Part-time work
ACCA's response to the Department of Trade and Industry's consultation document on part-time work is set out below.
ACCA would like to make the following three points on the draft regulations.
Firstly, the regulations as drafted will only redress less favourable treatment of part-time employees where there are full-time workers with whom a direct comparison on the basis of experience, qualifications and working conditions can be made. This in itself may not be enough to encompass all forms of unfair treatment of part-timers in the workplace.
Secondly, as the impact assessment study points out, out of 6 million part-time workers, only 1 million are estimated to have a comparable full-time employee against whom to measure themselves. In many businesses, therefore, there will be no full-time staff who meet the three criteria set out in paragraph 2(3) of the regulations and comparison may, instead, be sought with workers in other firms and industries. This presents the prospect of part-time workers making claims for improved treatment which are based on an unsustainable comparison with other workers. The pay structure and general working conditions that are in operation in any one firm will invariably be influenced by non-transferable factors such as the degree of profitability and efficiency of the business concerned as well as by the individual practice of the employer with regard to his staff generally or to individual members of his staff. The Government should be careful not to give rise to an inflationary environment in which part-time workers feel moved to 'leap-frog' by claiming unreasonable comparisons with workers in other firms. Even where there are full-time employees in the same firm, it may not always be straightforward to compare full- and part-time workers on the basis of qualifications, skills and experience.

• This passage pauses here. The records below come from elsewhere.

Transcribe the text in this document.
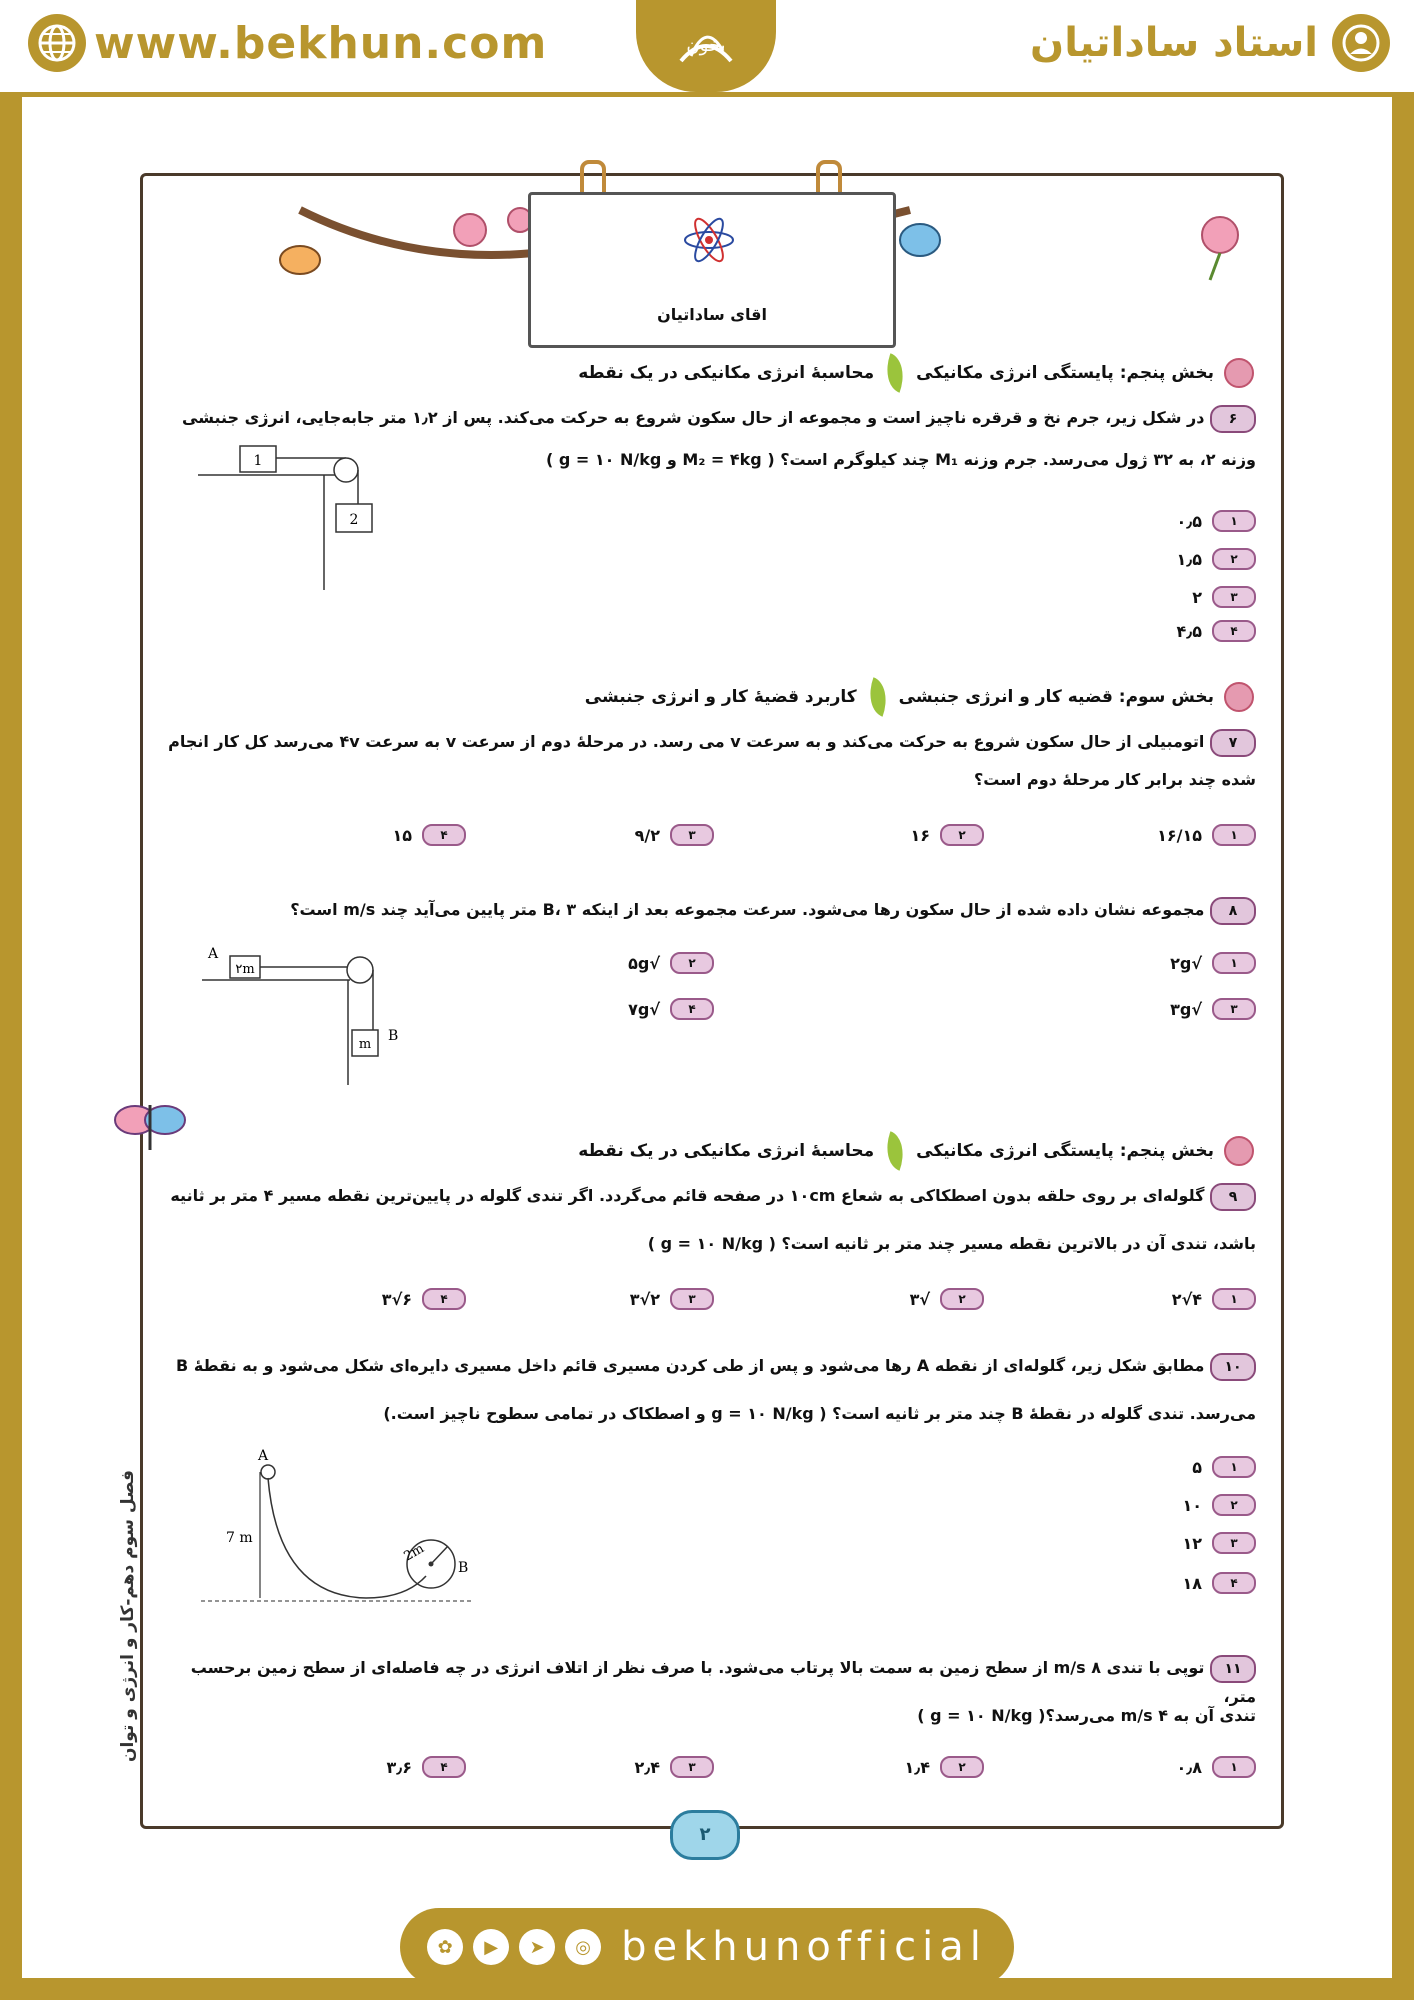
www.bekhun.com	بخون	استاد ساداتیان
اقای ساداتیان
بخش پنجم: پایستگی انرژی مکانیکی
محاسبهٔ انرژی مکانیکی در یک نقطه
۶ در شکل زیر، جرم نخ و قرقره ناچیز است و مجموعه از حال سکون شروع به حرکت می‌کند. پس از ۱٫۲ متر جابه‌جایی، انرژی جنبشی
وزنه ۲، به ۳۲ ژول می‌رسد. جرم وزنه M₁ چند کیلوگرم است؟ ( M₂ = ۴kg و g = ۱۰ N/kg )
1
2	۱
۰٫۵
۲
۱٫۵
۳
۲
۴
۴٫۵
بخش سوم: قضیه کار و انرژی جنبشی
کاربرد قضیهٔ کار و انرژی جنبشی
۷ اتومبیلی از حال سکون شروع به حرکت می‌کند و به سرعت v می رسد. در مرحلهٔ دوم از سرعت v به سرعت ۴v می‌رسد کل کار انجام
شده چند برابر کار مرحلهٔ دوم است؟
۱
۱۶/۱۵
۲
۱۶
۳
۹/۲
۴
۱۵
۸ مجموعه نشان داده شده از حال سکون رها می‌شود. سرعت مجموعه بعد از اینکه B، ۳ متر پایین می‌آید چند m/s است؟
A
۲m
m
B
۱
√۲g
۲
√۵g
۳
√۳g
۴
√۷g
بخش پنجم: پایستگی انرژی مکانیکی
محاسبهٔ انرژی مکانیکی در یک نقطه
۹ گلوله‌ای بر روی حلقه بدون اصطکاکی به شعاع ۱۰cm در صفحه قائم می‌گردد. اگر تندی گلوله در پایین‌ترین نقطه مسیر ۴ متر بر ثانیه
باشد، تندی آن در بالاترین نقطه مسیر چند متر بر ثانیه است؟ ( g = ۱۰ N/kg )
۱
۴√۲
۲
√۳
۳
۲√۳
۴
۶√۳
۱۰ مطابق شکل زیر، گلوله‌ای از نقطه A رها می‌شود و پس از طی کردن مسیری قائم داخل مسیری دایره‌ای شکل می‌شود و به نقطهٔ B
می‌رسد. تندی گلوله در نقطهٔ B چند متر بر ثانیه است؟ ( g = ۱۰ N/kg و اصطکاک در تمامی سطوح ناچیز است.)
A
2m
B
7 m
۱
۵
۲
۱۰
۳
۱۲
۴
۱۸
۱۱ توپی با تندی ۸ m/s از سطح زمین به سمت بالا پرتاب می‌شود. با صرف نظر از اتلاف انرژی در چه فاصله‌ای از سطح زمین برحسب متر،
تندی آن به ۴ m/s می‌رسد؟( g = ۱۰ N/kg )
۱
۰٫۸
۲
۱٫۴
۳
۲٫۴
۴
۳٫۶
فصل سوم دهم-کار و انرژی و توان
۲
✿	▶	➤	◎ bekhunofficial
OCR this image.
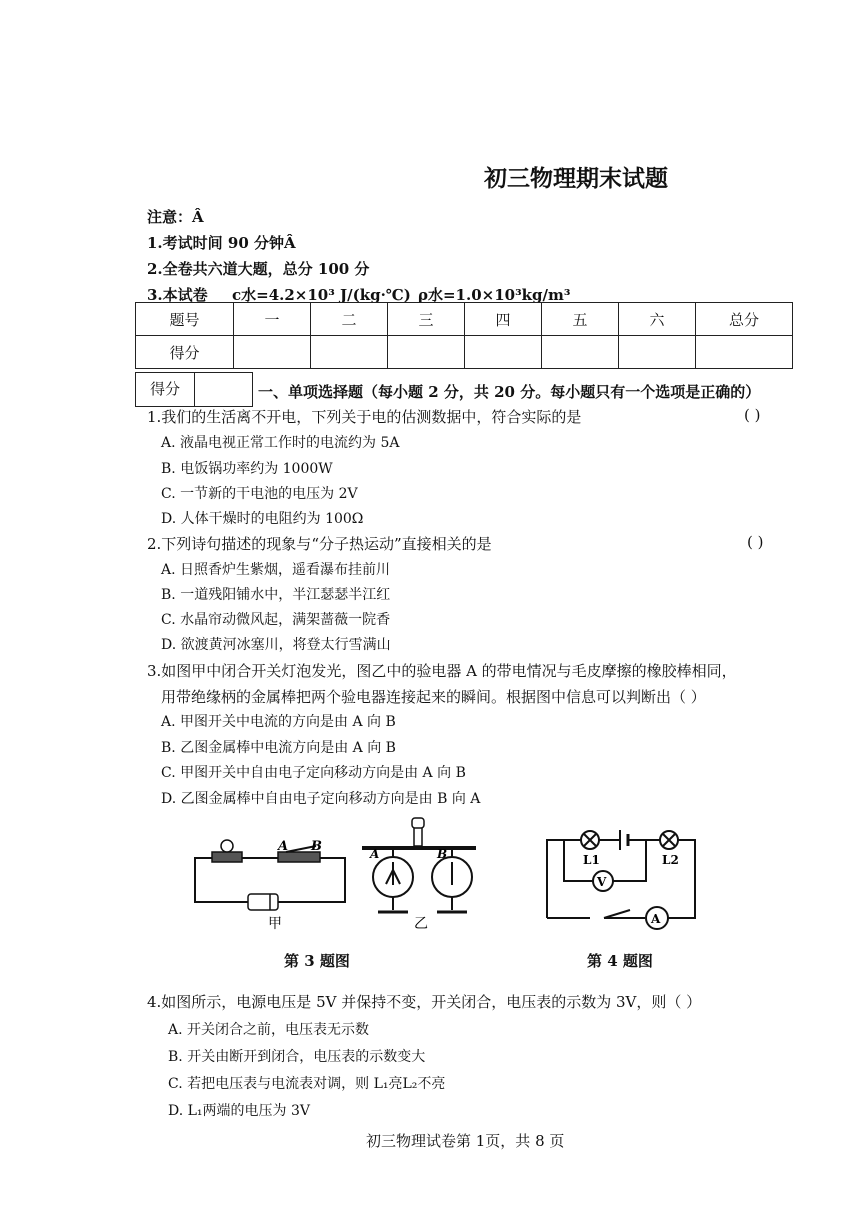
初三物理期末试题
注意：Â
1.考试时间 90 分钟Â
2.全卷共六道大题，总分 100 分
3.本试卷 c水=4.2×10³ J/(kg·℃) ρ水=1.0×10³kg/m³
题号	一	二	三	四	五	六	总分
得分							
得分	一、单项选择题（每小题 2 分，共 20 分。每小题只有一个选项是正确的）
1.我们的生活离不开电，下列关于电的估测数据中，符合实际的是	( )
A. 液晶电视正常工作时的电流约为 5A
B. 电饭锅功率约为 1000W
C. 一节新的干电池的电压为 2V
D. 人体干燥时的电阻约为 100Ω
2.下列诗句描述的现象与“分子热运动”直接相关的是	( )
A. 日照香炉生紫烟，遥看瀑布挂前川
B. 一道残阳铺水中，半江瑟瑟半江红
C. 水晶帘动微风起，满架蔷薇一院香
D. 欲渡黄河冰塞川，将登太行雪满山
3.如图甲中闭合开关灯泡发光，图乙中的验电器 A 的带电情况与毛皮摩擦的橡胶棒相同，
用带绝缘柄的金属棒把两个验电器连接起来的瞬间。根据图中信息可以判断出（ ）
A. 甲图开关中电流的方向是由 A 向 B
B. 乙图金属棒中电流方向是由 A 向 B
C. 甲图开关中自由电子定向移动方向是由 A 向 B
D. 乙图金属棒中自由电子定向移动方向是由 B 向 A
A B
甲
A	B
乙
V
A
L1	L2
第 3 题图	第 4 题图
4.如图所示，电源电压是 5V 并保持不变，开关闭合，电压表的示数为 3V，则（ ）
A. 开关闭合之前，电压表无示数
B. 开关由断开到闭合，电压表的示数变大
C. 若把电压表与电流表对调，则 L₁亮L₂不亮
D. L₁两端的电压为 3V
初三物理试卷第 1页，共 8 页
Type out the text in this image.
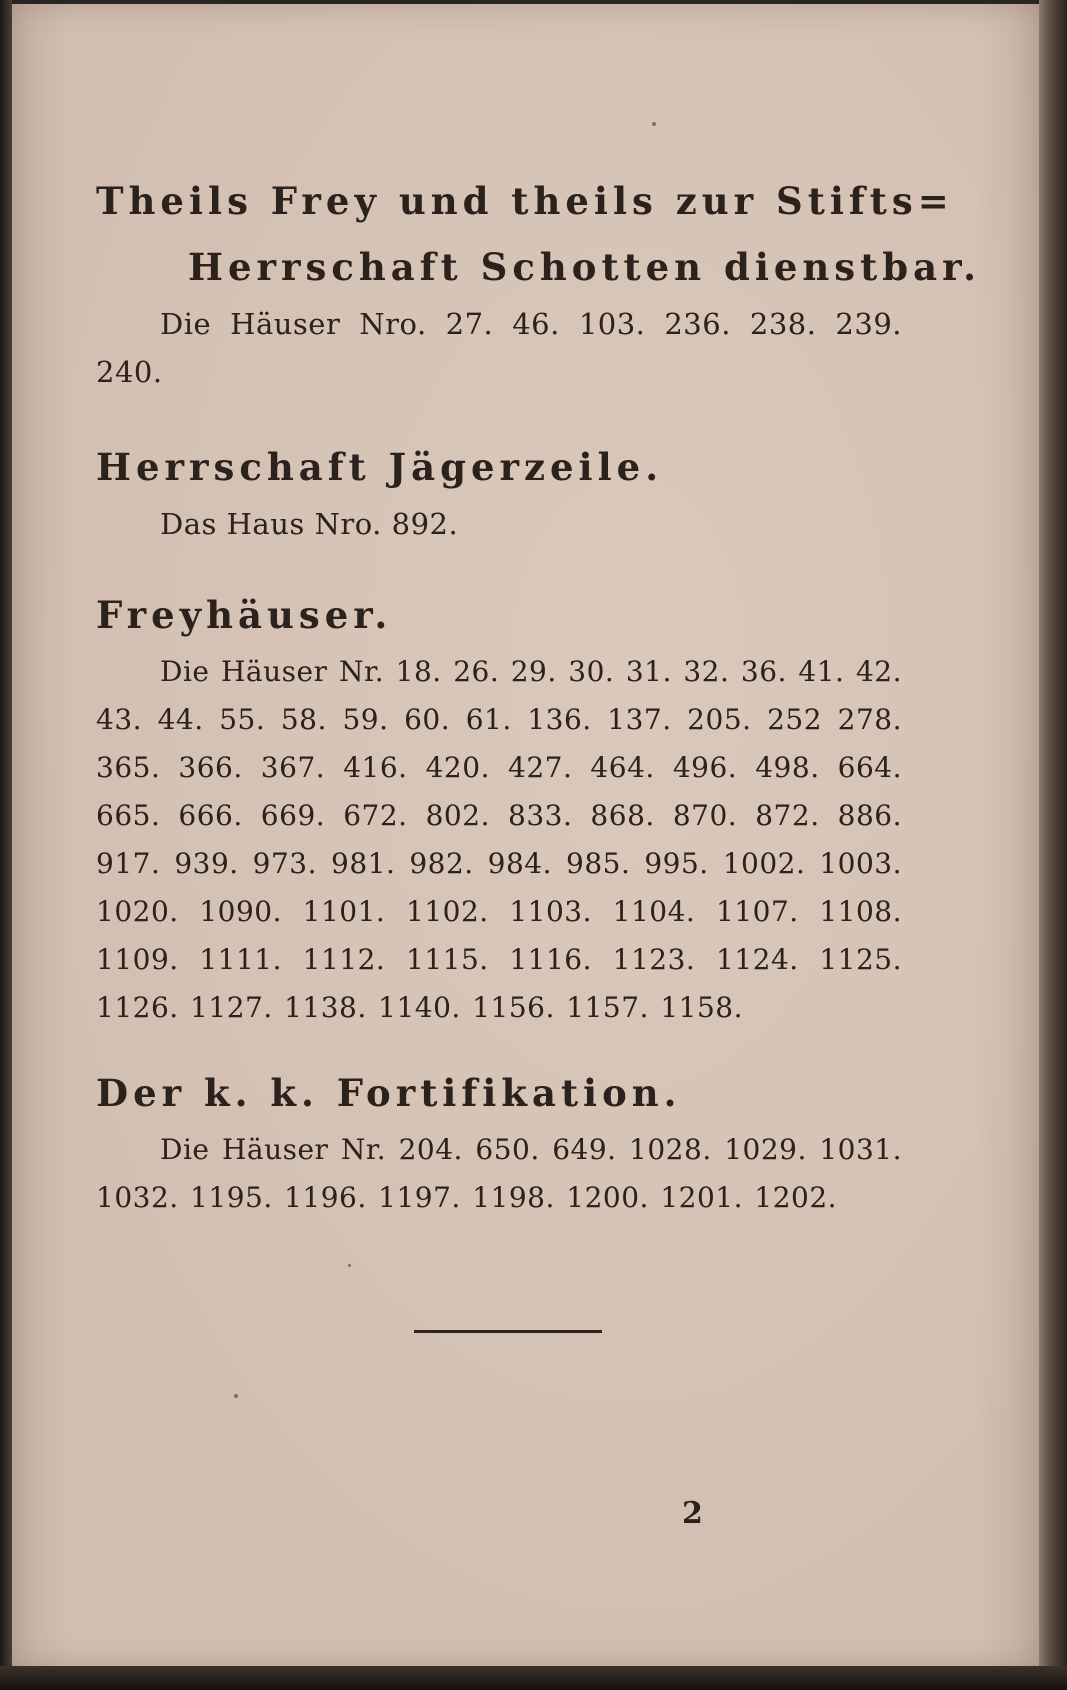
Theils Frey und theils zur Stifts=
Herrschaft Schotten dienstbar.

Die Häuser Nro. 27. 46. 103. 236. 238. 239. 240.

Herrschaft Jägerzeile.

Das Haus Nro. 892.

Freyhäuser.

Die Häuser Nr. 18. 26. 29. 30. 31. 32. 36. 41. 42. 43. 44. 55. 58. 59. 60. 61. 136. 137. 205. 252 278. 365. 366. 367. 416. 420. 427. 464. 496. 498. 664. 665. 666. 669. 672. 802. 833. 868. 870. 872. 886. 917. 939. 973. 981. 982. 984. 985. 995. 1002. 1003. 1020. 1090. 1101. 1102. 1103. 1104. 1107. 1108. 1109. 1111. 1112. 1115. 1116. 1123. 1124. 1125. 1126. 1127. 1138. 1140. 1156. 1157. 1158.

Der k. k. Fortifikation.

Die Häuser Nr. 204. 650. 649. 1028. 1029. 1031. 1032. 1195. 1196. 1197. 1198. 1200. 1201. 1202.

2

Accordingly, where a part-time worker wishes to exercise his or her rights under the regulations, the onus should be on him or her to argue that his or her working conditions should be compared with particular workers. Also, when complaining to an employment tribunal, it should be the responsibility of the part-time employee to demonstrate that discriminatory conduct has taken place. This should not be onerous since an employee who considers making a complaint in the first place can expect to have satisfied him/herself that grounds exist for taking this action. In response to a request for a written statement under regulation 4(1), the employer will have had the opportunity to consider and explain whether or not, in the circumstances of the case, the working conditions of the part-timer should be defined by reference to the conditions of the firm's full-time employees, if any. It should thereafter be a matter for a tribunal to review the facts of the case and decide whether it is reasonable for the working conditions of the part-time employee concerned to be compared with those of any full-timer.
Thirdly, paragraph 6(6) of the draft regulations provides that, where an employee presents a complaint to an employment tribunal, it is for the employer to identify the ground for the less favourable treatment. As worded, the implication is that a complaint will always be well founded. Any responsibility on the part of the employer to defend his conduct towards the part-time employee concerned should follow a provisional conclusion, based on the evidence supplied by the employee, that less favourable treatment has actually occurred. If there is such a provisional conclusion, then at that stage the employer should be asked to defend his position, which may be based on the 'objective reason' defence in regulation 3(2)(b). Invariably, this reason will already have been given to the worker in the written statement provided for under regulation 4(1).